Metro

Jury votes for death for man convicted in Conn. home invasion trial

NEW HAVEN, Conn. — It’s death for the home invasion monster.

After 17 hours of deliberations, jurors in the capital murder trial of Steven Hayes have voted that he should be put to death.

Hayes, 47, was one of two men who three years ago broke into the tree-shaded, four-bedroom Colonial of noted endocrinologist Dr. William Petit, unleashing a seven-hour nightmare of rape, murder and arson.

The verdict left many among family and friends in silent tears. But Dr. Petit began to cry only at the verdict for the last of six death-eligible murder charges — that for the death of his wife during the commission of a sex crime.

When verdict came down Hayes smiled, his lawyer said.

Lead public defender Thomas Ullmann said, “He’s very happy with the verdict. It’s what he’s wanted all along, which is suicide by state. He wants to die and he can’t kill himself. He’s very happy with the verdict. He smiled when it came in.”

Petit said the verdict was about justice and did not bring closure.

“It’s a hole with jagged edges,” he said. “Over time the edges may smooth out a little bit, but the hole in your heart, the hole in your soul is always there.”

Hayes, meanwhile, showed no emotion, though he slumped forward ever so slightly the first of six times that the clerk, standing and reading aloud from 50-pages of verdict sheets, uttered the single, condemning syllable: death.

Outside the courthouse, Petit also said it took too long — 38 months — for him to get justice.

“I don’t know what’s wrong with our system that it takes three years,” he said.

Petit added, “I still think the system must be improved for victims.”

“I’m glad for the just verdict because there was justice,” he said.

The crackhead career burglar was convicted last month of strangling and raping Petit’s wife, pediatric nurse Jennifer Hawke-Petit, and of helping to literally burn alive the couple’s daughters, Hayley, 17, and Michaela, 11.
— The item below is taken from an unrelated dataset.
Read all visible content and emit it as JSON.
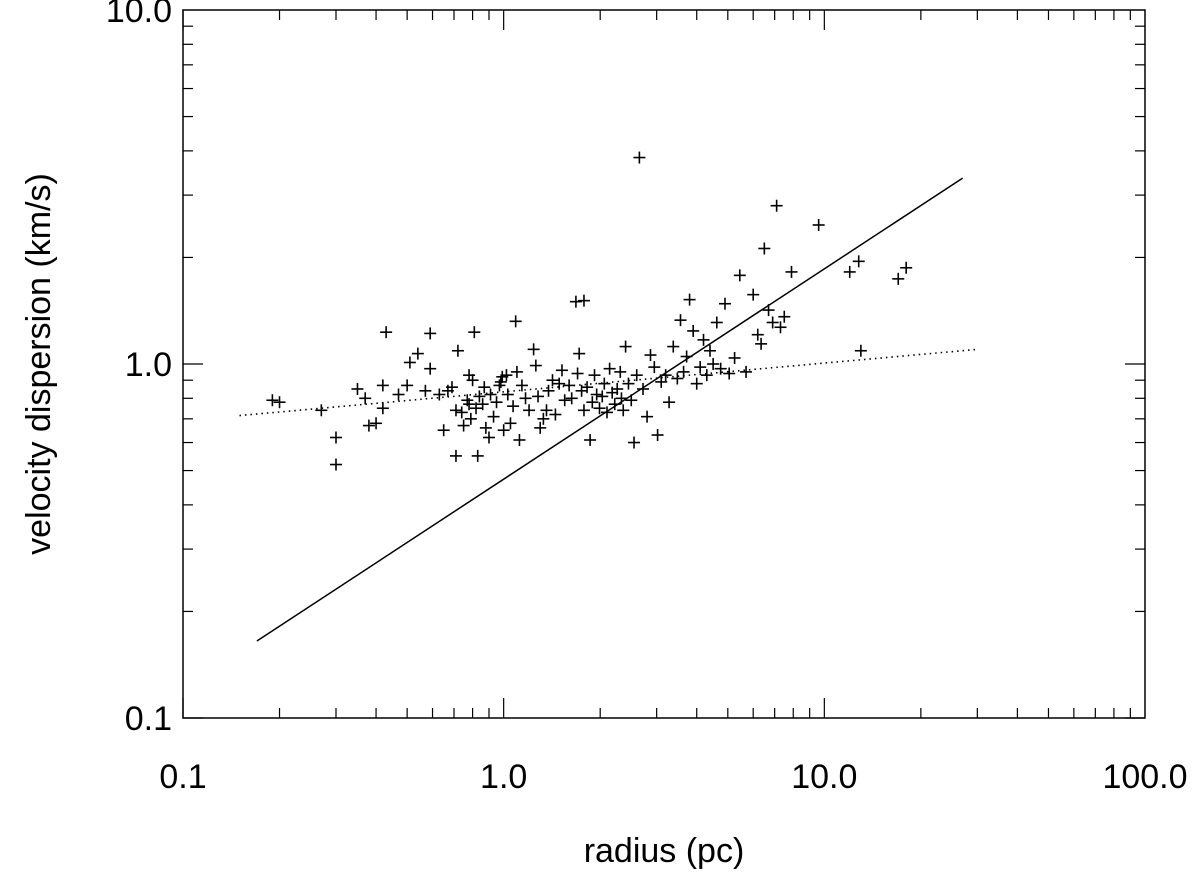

Hayes’ co-defendant, Joshua Komisarjevsky, 29, is due to be tried next week as the alleged mastermind of the mom and girls’ senseless slaughter. Prosecutors say Komisarjevsky, another career burglar who met Hayes in a prison half-way house, targeted the three after seeing them in a supermarket parking lot the day before.

Petit said he’s had a lot of “sleepless nights” and “tears” before getting to this place.

“I was really crying, crying for the loss,” he said, before choking up during the news conference.

Petit said he will never get closure — despite the death sentence — because his kids “had a great future” and their deaths remain a “huge void in my life.”